Desde 2003 essa deve ser a maior relação entre arrecadação e crescimento econômico, de acordo com levantamento feito pelo Valor. No melhor desempenho do ponto de vista do caixa da União, a receita com impostos, deflacionada pelo IPCA e descontada a Previdência, avançava cerca de uma vez mais do que a expansão do PIB. Neste ano, no entanto, a composição da expansão da economia, que continua a criar empregos formais mas exporta uma parcela proporcionalmente menor da sua produção em relação ao ano passado, faz com que essa relação seja a mais favorável dos últimos oito anos para o governo, segundo economistas e especialistas em contas públicas.

Se o crescimento fosse mais concentrado em exportações, incentivadas por meio de política de desoneração, a elasticidade da receita com tributos em relação ao PIB seria menor. No entanto, com a desvalorização do dólar ante a moeda brasileira e o aumento da massa salarial, a expansão econômica do país tem como componente importante o mercado doméstico, explica Maurício Oreng, economista do Itaú Unibanco, "e quando crescemos assim, a taxação é maior".

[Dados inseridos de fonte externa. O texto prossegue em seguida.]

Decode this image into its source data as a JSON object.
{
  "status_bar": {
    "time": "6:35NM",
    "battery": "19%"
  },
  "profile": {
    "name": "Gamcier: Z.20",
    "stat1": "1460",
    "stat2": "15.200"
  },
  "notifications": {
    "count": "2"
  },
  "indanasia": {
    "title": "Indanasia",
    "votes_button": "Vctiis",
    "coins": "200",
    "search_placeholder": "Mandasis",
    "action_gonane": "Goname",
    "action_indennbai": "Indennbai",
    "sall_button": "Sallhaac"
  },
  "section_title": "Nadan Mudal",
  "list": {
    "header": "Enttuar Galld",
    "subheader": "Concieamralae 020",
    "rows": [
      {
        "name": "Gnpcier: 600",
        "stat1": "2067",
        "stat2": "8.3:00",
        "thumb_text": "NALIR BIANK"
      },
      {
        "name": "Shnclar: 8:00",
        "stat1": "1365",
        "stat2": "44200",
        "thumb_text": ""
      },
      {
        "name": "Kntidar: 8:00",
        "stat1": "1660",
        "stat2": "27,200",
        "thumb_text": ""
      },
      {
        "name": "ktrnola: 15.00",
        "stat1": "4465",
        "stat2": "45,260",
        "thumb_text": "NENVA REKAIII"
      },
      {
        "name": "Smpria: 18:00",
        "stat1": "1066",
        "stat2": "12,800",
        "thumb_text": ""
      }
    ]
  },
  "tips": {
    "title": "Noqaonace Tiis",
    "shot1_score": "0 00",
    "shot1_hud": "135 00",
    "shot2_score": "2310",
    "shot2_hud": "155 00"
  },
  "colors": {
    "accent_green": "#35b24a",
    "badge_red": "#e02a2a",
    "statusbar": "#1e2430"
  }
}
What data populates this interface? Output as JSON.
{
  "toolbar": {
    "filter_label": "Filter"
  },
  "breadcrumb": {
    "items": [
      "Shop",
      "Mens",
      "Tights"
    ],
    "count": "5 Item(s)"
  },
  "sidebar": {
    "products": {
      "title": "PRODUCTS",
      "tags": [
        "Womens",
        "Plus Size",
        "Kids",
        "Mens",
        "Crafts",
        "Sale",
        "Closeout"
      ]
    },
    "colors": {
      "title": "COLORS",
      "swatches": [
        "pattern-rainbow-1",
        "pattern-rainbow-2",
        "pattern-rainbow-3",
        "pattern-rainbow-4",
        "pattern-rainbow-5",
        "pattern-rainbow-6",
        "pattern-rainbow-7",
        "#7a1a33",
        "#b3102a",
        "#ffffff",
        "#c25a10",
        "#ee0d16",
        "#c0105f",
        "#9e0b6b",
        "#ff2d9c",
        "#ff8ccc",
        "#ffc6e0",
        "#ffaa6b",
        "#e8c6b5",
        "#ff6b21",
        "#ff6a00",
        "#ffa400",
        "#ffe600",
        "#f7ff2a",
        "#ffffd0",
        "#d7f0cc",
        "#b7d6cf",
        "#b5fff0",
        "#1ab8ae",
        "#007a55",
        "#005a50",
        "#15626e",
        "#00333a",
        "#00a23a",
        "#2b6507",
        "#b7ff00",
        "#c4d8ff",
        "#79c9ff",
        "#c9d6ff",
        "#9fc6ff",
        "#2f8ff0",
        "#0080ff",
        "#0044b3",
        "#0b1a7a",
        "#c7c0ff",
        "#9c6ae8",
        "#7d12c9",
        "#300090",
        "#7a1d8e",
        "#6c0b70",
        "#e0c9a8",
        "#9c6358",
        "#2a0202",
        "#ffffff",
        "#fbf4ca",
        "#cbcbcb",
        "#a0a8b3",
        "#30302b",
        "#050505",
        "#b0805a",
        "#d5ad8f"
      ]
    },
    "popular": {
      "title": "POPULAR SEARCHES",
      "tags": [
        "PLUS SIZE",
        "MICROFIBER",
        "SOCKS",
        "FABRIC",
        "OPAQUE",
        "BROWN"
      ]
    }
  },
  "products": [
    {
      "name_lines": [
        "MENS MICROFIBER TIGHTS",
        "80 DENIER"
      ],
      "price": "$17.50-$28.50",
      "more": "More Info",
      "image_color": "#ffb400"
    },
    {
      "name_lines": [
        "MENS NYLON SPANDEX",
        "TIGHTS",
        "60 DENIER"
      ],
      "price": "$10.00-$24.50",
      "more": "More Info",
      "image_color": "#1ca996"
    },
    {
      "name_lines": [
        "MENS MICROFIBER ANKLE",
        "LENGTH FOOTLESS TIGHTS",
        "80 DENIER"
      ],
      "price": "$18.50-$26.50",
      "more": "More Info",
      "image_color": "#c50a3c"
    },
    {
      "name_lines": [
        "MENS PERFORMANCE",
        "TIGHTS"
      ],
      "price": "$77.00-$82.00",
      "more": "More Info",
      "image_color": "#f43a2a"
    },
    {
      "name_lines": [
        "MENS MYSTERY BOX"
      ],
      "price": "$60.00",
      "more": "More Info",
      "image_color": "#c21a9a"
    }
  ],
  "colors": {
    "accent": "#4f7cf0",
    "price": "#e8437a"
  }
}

No ano, o recolhimento de IPI cresceu 13,5%, e o faturamento da indústria, 5,4%, segundo a Confederação Nacional da Indústria (CNI). Além disso, o aumento de 12,24% da receita nominal com vendas no comércio no acumulado até agosto em comparação com 2010, calculado pelo Instituto Brasileiro de Geografia e Estatística (IBGE), impulsiona a arrecadação com contribuições que incidem sobre o faturamento das empresas. Tributos como o PIS e a Cofins arrecadaram para os cofres públicos, até o último mês, pouco mais de R$ 150 bilhões, ou 9,2% mais do que durante janeiro e setembro do ano passado.

Everardo Maciel, consultor e ex-secretário da Receita Federal, ressalta que não há linearidade entre o comportamento do produto e da arrecadação, até mesmo porque o PIB é calculado sobre um período fechado, o ano-calendário, enquanto os tributos e impostos às vezes incidem sobre períodos anteriores, como acontece com a Contribuição Social sobre Lucro Líquido (CSLL), que pode ter como base o último trimestre de 2010, mas com pagamento no exercício seguinte.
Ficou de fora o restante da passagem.